I planed to start working as a teacher in January 2023, and in December my school filed my EB-1B’s I-140 application . I originally planned to file my I-485 after joining the school in January, but suddenly I found out that EB-1’s priority date has become current in January. I thought about submitting I-485 in December, but the school said that I-485j form could not be issued without employment. I would like to ask, if I submit I-485 without I-485j form, will I be rejected immediately? Or can it be added later when the RFE is issued?

Mr. Lee answers,
To give some background, EB-1B for outstanding scholars and researchers backlogged to June 1, 2022, for natives of India and China on January 1, 2023, on the “dates for filing” chart of the Department of State and is holding to the same date in February. To file an I-485 application in January or February, you will either have to be a non-native of these two countries or have a priority date earlier than June 1, 2022. To your specific question of whether you could file in December 2022 without Form I-485J and not be rejected, the answer is uncertain. I recall that when the I-485J supplement was first added (a form required to confirm employment for most employment-based classes where the I-485 was not concurrently filed with the I-140 petition), USCIS was forgiving when the J form was not included with the filing. Whether the agency is so forgiving at this time is something that we do not know at this time. I note that if you tried, it may have been better to include a job offer letter from the institution. I also note that the J form is now being requested on the “Checklist for Required Initial Evidence for Employment Based Form I-485 Applicants”, which makes it easier for USCIS to reject than when it gave no previous written warning in checklist or instructions that the supplementary form was to be included.

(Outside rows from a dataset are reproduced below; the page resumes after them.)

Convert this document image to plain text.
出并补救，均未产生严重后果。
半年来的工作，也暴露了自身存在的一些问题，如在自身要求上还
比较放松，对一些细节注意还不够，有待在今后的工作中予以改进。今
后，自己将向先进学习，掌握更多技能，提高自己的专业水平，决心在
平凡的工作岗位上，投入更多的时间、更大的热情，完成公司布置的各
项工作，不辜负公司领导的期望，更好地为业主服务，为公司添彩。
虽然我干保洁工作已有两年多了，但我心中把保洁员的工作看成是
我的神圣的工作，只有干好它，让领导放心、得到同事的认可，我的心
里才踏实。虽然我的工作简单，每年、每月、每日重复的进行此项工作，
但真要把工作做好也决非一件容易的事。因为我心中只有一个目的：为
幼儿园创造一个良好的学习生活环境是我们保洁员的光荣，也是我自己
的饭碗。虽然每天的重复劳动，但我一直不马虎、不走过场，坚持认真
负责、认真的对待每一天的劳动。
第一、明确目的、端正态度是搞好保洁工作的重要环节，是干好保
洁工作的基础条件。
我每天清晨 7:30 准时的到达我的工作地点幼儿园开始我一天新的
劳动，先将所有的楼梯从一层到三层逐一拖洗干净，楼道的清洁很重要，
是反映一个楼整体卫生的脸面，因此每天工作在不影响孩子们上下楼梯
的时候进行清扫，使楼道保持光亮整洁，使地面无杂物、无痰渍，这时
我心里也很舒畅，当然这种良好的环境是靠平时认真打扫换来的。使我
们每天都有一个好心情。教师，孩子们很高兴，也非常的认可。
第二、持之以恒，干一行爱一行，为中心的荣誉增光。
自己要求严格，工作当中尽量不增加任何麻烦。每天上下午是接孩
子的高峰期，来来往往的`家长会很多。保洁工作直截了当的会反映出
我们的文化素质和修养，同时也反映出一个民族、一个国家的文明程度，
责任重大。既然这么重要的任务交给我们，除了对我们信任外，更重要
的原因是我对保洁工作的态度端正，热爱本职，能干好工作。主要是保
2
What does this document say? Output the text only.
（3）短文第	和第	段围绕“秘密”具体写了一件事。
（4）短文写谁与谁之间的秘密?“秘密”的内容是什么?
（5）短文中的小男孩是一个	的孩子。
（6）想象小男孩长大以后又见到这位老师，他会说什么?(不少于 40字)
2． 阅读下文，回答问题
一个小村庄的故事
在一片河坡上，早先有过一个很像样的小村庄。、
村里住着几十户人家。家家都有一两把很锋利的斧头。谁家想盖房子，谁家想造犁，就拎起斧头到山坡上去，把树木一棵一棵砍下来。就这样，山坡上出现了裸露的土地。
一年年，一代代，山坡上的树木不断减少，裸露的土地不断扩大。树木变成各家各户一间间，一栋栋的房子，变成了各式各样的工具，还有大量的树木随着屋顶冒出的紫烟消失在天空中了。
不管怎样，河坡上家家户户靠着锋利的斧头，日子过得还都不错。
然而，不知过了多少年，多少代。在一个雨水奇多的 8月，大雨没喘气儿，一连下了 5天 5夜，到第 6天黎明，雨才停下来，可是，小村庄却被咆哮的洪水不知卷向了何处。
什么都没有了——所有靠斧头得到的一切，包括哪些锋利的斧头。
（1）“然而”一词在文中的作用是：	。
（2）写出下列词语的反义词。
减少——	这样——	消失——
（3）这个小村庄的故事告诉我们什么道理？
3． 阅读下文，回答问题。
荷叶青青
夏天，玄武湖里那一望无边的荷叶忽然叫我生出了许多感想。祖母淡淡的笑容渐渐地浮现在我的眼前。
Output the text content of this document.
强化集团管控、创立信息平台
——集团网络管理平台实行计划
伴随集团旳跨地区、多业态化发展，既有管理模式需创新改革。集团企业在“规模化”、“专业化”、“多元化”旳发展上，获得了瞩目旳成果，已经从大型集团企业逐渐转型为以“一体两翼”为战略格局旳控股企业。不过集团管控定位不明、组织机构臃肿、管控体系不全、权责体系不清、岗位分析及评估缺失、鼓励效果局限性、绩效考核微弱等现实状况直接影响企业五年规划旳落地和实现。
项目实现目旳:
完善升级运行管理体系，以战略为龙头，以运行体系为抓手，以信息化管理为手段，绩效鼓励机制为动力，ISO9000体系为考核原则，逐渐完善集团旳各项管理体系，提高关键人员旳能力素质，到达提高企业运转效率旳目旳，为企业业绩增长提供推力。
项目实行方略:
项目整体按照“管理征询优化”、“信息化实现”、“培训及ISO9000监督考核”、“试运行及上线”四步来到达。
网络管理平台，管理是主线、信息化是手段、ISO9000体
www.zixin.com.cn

5. STEM Graduates Can Stay in the United States for 3 Years with OPT

I want to stay in the US for five years. Now, I am going to apply for computer major. Can I stay in the United States for five years after studying this major?

Mr. Lee answers,
There are many individuals who manage to stay in the United States for five years after studying for a degree in computer science. That is considered a STEM (Science Technology Engineering and Math) major which is highly prized and allows graduates to obtain another two years of practical training on top of the regular one year of postgraduate optional practical training. During the three years, many individuals are able to switch over to H-1B specialized occupation visas in which individuals can remain on six years. Other options may also be available depending upon your particular situation. For those not born in India or China, there is also the possibility of employer-sponsored green cards within 1-2 years if everything goes well.